The Yankees now being their final series of the season, a 3-game set in Boston, probably the least consequential Yanks-Sox series in Jeter's time at the club. Come to think of it, Mickey's last appearance was also against the Red Sox at Fenway Park, also on a September 28. He popped up to short, and left the game with an injury, never to play again. Not much of a way to go out.

Jeter is not in the lineup tonight. Understandable. And he says he won't play shortstop at all this weekend, meaning that, if he appears at all, it will be as a designated hitter or a pinch-hitter.

It really wouldn't be right to see his last at-bat be in a road uniform, especially at Fenway Park.

After all, when Ted Williams had his last at-bat at Fenway Park -- famously, a home run, on September 26, 1960, 54 years ago today -- the Sox still had away games to play, and he didn't want to play in them, and he didn't.

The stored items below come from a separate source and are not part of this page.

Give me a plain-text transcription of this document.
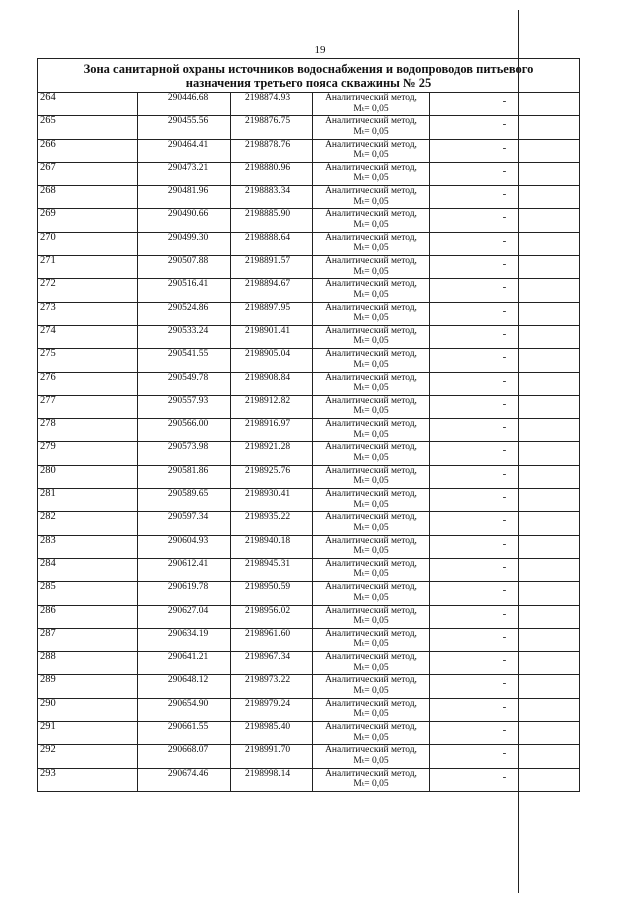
19
Зона санитарной охраны источников водоснабжения и водопроводов питьевого
назначения третьего пояса скважины № 25				

264	290446.68	2198874.93	Аналитический метод,
Mₜ= 0,05	-
265	290455.56	2198876.75	Аналитический метод,
Mₜ= 0,05	-
266	290464.41	2198878.76	Аналитический метод,
Mₜ= 0,05	-
267	290473.21	2198880.96	Аналитический метод,
Mₜ= 0,05	-
268	290481.96	2198883.34	Аналитический метод,
Mₜ= 0,05	-
269	290490.66	2198885.90	Аналитический метод,
Mₜ= 0,05	-
270	290499.30	2198888.64	Аналитический метод,
Mₜ= 0,05	-
271	290507.88	2198891.57	Аналитический метод,
Mₜ= 0,05	-
272	290516.41	2198894.67	Аналитический метод,
Mₜ= 0,05	-
273	290524.86	2198897.95	Аналитический метод,
Mₜ= 0,05	-
274	290533.24	2198901.41	Аналитический метод,
Mₜ= 0,05	-
275	290541.55	2198905.04	Аналитический метод,
Mₜ= 0,05	-
276	290549.78	2198908.84	Аналитический метод,
Mₜ= 0,05	-
277	290557.93	2198912.82	Аналитический метод,
Mₜ= 0,05	-
278	290566.00	2198916.97	Аналитический метод,
Mₜ= 0,05	-
279	290573.98	2198921.28	Аналитический метод,
Mₜ= 0,05	-
280	290581.86	2198925.76	Аналитический метод,
Mₜ= 0,05	-
281	290589.65	2198930.41	Аналитический метод,
Mₜ= 0,05	-
282	290597.34	2198935.22	Аналитический метод,
Mₜ= 0,05	-
283	290604.93	2198940.18	Аналитический метод,
Mₜ= 0,05	-
284	290612.41	2198945.31	Аналитический метод,
Mₜ= 0,05	-
285	290619.78	2198950.59	Аналитический метод,
Mₜ= 0,05	-
286	290627.04	2198956.02	Аналитический метод,
Mₜ= 0,05	-
287	290634.19	2198961.60	Аналитический метод,
Mₜ= 0,05	-
288	290641.21	2198967.34	Аналитический метод,
Mₜ= 0,05	-
289	290648.12	2198973.22	Аналитический метод,
Mₜ= 0,05	-
290	290654.90	2198979.24	Аналитический метод,
Mₜ= 0,05	-
291	290661.55	2198985.40	Аналитический метод,
Mₜ= 0,05	-
292	290668.07	2198991.70	Аналитический метод,
Mₜ= 0,05	-
293	290674.46	2198998.14	Аналитический метод,
Mₜ= 0,05	-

Duke Snider hit a home run in the 3rd-from-last game at Ebbets Field in 1957, and asked to be held out of the last 2 games, so that his last at-bat there would be a home run. He hoped no one else would hit one, so that he'd have the last one there. He got his wish.

One more note about Jeter's home finale: Instead of being in Washington with his teammates, Matt Harvey, the latest Met "ace," injured, was shown in the stands at Yankee Stadium.

That's likely to be as close as he'll ever come to a World Series game.

(UPDATE: That turned out not to be the case.)

Although they didn't come onto the field after the game, Reggie Jackson and Pittsburgh Steeler legend Franco Harris were also at the game.